O presidente Barack Obama Direito de imagem AFP
Image caption Casa Branca e CIA não confirmaram relatos da imprensa americana

Relatos divulgados nesta quarta-feira pela imprensa americana – e não confirmados pelo governo – afirmam que o presidente Barack Obama teria autorizado ajuda secreta aos rebeldes que lutam contra o líder líbio, Muamar Khadafi.

Segundo informações divulgadas pelo jornal New York Times, pela rede de TV ABC e pela agência de notícias Reuters, o presidente americano teria assinado recentemente um documento secreto permitindo o envio de assistência aos rebeldes na Líbia.

Esse tipo de ordem é um procedimento comum pelo qual os presidentes americanos autorizam operações secretas da CIA (a agência de inteligência dos Estados Unidos).

Em sua reportagem, o New York Times cita fontes do governo americano ao afirmar que a CIA “infiltrou agentes” em território líbio há várias semanas para “coletar informações de inteligência para ataques aéreos e fazer contatos com rebeldes”.

Os relatos da imprensa não são confirmados pela Casa Branca nem pela CIA. Em nota, o porta-voz da Casa Branca, Jay Carney, disse que não comentaria assuntos de inteligência.

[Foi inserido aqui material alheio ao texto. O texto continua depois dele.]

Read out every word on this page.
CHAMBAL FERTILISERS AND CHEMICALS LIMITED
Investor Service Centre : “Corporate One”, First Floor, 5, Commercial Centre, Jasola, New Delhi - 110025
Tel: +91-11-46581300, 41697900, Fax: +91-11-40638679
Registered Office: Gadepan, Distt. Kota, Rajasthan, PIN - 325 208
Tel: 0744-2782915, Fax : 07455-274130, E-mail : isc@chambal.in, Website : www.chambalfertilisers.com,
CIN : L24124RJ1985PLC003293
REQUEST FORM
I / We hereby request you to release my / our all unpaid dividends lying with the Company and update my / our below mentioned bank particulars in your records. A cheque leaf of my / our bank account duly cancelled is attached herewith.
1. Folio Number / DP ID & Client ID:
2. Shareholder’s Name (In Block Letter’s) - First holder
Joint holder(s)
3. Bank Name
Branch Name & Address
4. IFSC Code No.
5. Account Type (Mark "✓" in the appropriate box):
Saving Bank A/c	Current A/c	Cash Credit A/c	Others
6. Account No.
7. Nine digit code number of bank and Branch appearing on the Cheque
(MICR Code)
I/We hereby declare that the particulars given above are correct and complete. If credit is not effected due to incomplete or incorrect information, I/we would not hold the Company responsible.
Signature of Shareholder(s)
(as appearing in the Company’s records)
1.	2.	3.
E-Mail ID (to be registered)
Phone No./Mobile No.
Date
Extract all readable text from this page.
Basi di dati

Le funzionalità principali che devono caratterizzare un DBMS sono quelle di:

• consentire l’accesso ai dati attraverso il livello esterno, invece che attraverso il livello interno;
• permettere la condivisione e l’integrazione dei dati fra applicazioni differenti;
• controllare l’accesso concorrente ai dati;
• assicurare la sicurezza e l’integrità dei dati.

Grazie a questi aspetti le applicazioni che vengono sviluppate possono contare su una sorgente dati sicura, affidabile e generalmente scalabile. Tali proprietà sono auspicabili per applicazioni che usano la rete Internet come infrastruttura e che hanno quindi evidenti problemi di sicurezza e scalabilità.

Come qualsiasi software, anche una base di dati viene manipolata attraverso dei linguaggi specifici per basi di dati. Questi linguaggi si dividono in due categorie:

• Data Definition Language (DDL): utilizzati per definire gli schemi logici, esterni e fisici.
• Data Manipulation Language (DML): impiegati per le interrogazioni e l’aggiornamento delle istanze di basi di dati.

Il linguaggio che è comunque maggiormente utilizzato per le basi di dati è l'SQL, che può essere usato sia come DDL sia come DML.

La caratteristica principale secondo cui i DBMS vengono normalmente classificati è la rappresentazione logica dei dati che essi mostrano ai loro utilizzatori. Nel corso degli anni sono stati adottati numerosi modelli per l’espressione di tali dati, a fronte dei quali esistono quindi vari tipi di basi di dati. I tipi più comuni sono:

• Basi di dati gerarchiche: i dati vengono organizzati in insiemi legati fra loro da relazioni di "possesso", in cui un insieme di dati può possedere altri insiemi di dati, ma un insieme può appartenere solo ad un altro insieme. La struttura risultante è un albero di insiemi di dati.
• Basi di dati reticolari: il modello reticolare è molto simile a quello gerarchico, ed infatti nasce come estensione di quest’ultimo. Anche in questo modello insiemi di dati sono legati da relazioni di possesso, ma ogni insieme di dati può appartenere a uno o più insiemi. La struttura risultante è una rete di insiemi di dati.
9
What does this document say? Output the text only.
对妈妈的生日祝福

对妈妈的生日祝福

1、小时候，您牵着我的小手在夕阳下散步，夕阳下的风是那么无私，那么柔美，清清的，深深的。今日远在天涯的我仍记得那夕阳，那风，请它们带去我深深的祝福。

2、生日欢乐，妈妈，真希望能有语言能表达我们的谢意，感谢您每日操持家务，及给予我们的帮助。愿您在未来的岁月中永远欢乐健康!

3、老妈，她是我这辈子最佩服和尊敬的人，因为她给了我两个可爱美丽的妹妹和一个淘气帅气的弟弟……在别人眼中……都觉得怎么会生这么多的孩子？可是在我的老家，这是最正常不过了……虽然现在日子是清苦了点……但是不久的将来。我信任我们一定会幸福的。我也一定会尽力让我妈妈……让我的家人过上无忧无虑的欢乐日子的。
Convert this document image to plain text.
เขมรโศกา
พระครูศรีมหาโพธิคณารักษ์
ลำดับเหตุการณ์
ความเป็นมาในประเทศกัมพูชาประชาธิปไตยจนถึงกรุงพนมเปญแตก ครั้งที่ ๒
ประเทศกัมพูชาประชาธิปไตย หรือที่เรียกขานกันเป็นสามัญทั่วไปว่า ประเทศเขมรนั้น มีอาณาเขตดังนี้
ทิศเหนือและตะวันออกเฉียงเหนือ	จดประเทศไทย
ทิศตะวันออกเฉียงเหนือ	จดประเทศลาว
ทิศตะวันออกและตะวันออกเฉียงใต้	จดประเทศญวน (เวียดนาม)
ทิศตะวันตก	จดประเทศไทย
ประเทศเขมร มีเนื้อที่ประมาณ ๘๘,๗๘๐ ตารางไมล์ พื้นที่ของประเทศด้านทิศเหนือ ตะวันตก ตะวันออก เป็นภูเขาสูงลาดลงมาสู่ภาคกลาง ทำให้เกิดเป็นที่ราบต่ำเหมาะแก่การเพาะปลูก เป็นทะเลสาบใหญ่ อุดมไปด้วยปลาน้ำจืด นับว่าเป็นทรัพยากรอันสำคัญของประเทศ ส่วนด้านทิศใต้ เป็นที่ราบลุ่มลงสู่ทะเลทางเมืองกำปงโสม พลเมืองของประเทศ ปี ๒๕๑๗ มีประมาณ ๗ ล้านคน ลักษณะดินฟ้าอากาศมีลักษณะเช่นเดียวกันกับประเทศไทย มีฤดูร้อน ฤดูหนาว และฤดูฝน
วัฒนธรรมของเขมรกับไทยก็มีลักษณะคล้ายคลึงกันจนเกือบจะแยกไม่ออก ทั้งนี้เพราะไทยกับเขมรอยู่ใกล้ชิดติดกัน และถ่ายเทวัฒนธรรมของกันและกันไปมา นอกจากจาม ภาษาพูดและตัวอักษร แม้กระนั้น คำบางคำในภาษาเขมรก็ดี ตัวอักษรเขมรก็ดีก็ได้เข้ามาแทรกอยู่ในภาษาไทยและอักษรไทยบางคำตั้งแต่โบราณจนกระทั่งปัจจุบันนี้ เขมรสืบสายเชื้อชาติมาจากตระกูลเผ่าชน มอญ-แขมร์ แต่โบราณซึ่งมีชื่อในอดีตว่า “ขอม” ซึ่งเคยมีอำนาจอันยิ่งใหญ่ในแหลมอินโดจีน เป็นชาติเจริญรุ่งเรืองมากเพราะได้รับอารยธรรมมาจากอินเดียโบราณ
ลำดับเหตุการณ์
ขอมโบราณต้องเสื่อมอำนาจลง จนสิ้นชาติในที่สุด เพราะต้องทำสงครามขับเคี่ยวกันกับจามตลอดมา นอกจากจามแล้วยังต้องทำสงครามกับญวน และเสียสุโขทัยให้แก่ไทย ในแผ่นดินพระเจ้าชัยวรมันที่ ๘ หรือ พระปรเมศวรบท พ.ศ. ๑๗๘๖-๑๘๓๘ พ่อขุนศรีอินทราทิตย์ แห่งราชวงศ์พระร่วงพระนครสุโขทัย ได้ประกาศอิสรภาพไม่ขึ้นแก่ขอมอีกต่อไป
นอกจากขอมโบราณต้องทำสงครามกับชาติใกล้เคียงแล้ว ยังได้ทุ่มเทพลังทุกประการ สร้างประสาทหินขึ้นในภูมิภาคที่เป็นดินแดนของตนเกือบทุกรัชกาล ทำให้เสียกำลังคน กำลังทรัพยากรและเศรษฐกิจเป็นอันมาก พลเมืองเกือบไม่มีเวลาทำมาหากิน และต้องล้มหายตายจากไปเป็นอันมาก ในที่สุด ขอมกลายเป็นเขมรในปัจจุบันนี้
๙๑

“Eu vou reiterar o que o presidente disse ontem – nenhuma decisão foi tomada sobre fornecer armas à oposição ou a qualquer grupo na Líbia. Nós não estamos descartando nem considerando (essa opção)”, disse Carney.

"Estamos avaliando e revisando opções para todos os tipos de assistência que pudermos fornecer ao povo líbio, e temos nos consultado diretamente com a oposição e com nossos parceiros internacionais sobre esses temas", afirmou.

Armas

Na terça-feira, em entrevistas a redes de TV americanas, ao ser questionado sobre o possível envio de armas aos rebeldes, Obama não descartou a possibilidade.

“Acho que é correto dizer que, se quiséssemos enviar armas para dentro da Líbia, nós provavelmente conseguiríamos. Nós estamos considerando todas as opções neste momento”, disse o presidente à jornalista Diane Sawyer, da rede ABC.

O envio de armas não está previsto na resolução 1.973 do Conselho de Segurança da ONU, aprovada há duas semanas, que autorizou uma ação militar na Líbia com o objetivo de estabelecer uma zona de exclusão aérea e proteger civis de ataques por parte das forças leais ao coronel Khadafi. Sanções anteriores, aprovadas em fevereiro, estabelecem um embargo à venda de armas para a Líbia.

No entanto, o tema chegou a ser discutido em uma conferência em Londres, na última terça-feira, da qual participaram cerca de 40 enviados dos países-membros da coalizão que realiza a ofensiva militar na Líbia, da ONU, da Otan (Organização do Tratado do Atlântico Norte) e da Liga Árabe.

A secretária de Estado americana, Hillary Clinton, disse que, apesar de sanções aprovadas pela ONU proibirem o fornecimento de armas à Líbia, essa proibição não se aplica mais após a resolução 1973. "É nossa interpretação que (a resolução do Conselho de Segurança da ONU) 1.973 alterou e substituiu a proibição absoluta de armas para a Líbia", afirmou Hillary.

O debate em torno da legalidade de enviar armas aos rebeldes ocorre no momento em que as forças leais a Khadafi têm intensificado os ataques e conseguido retomar o controle de cidades que estavam em poder dos rebeldes.

A ação militar americana na Líbia também vem provocando críticas dentro dos Estados Unidos, especialmente pela falta de objetivos definidos e de um prazo para o fim das operações.

Em um pronunciamento à nação na segunda-feira, Obama disse que a ação militar americana seria limitada, sem o envio de tropas ao território líbio, e que ampliar a operação para forçar a saída de Khadafi seria um erro. Os Estados Unidos também transferiram o comando da ação militar, iniciada há 11 dias, para a Otan.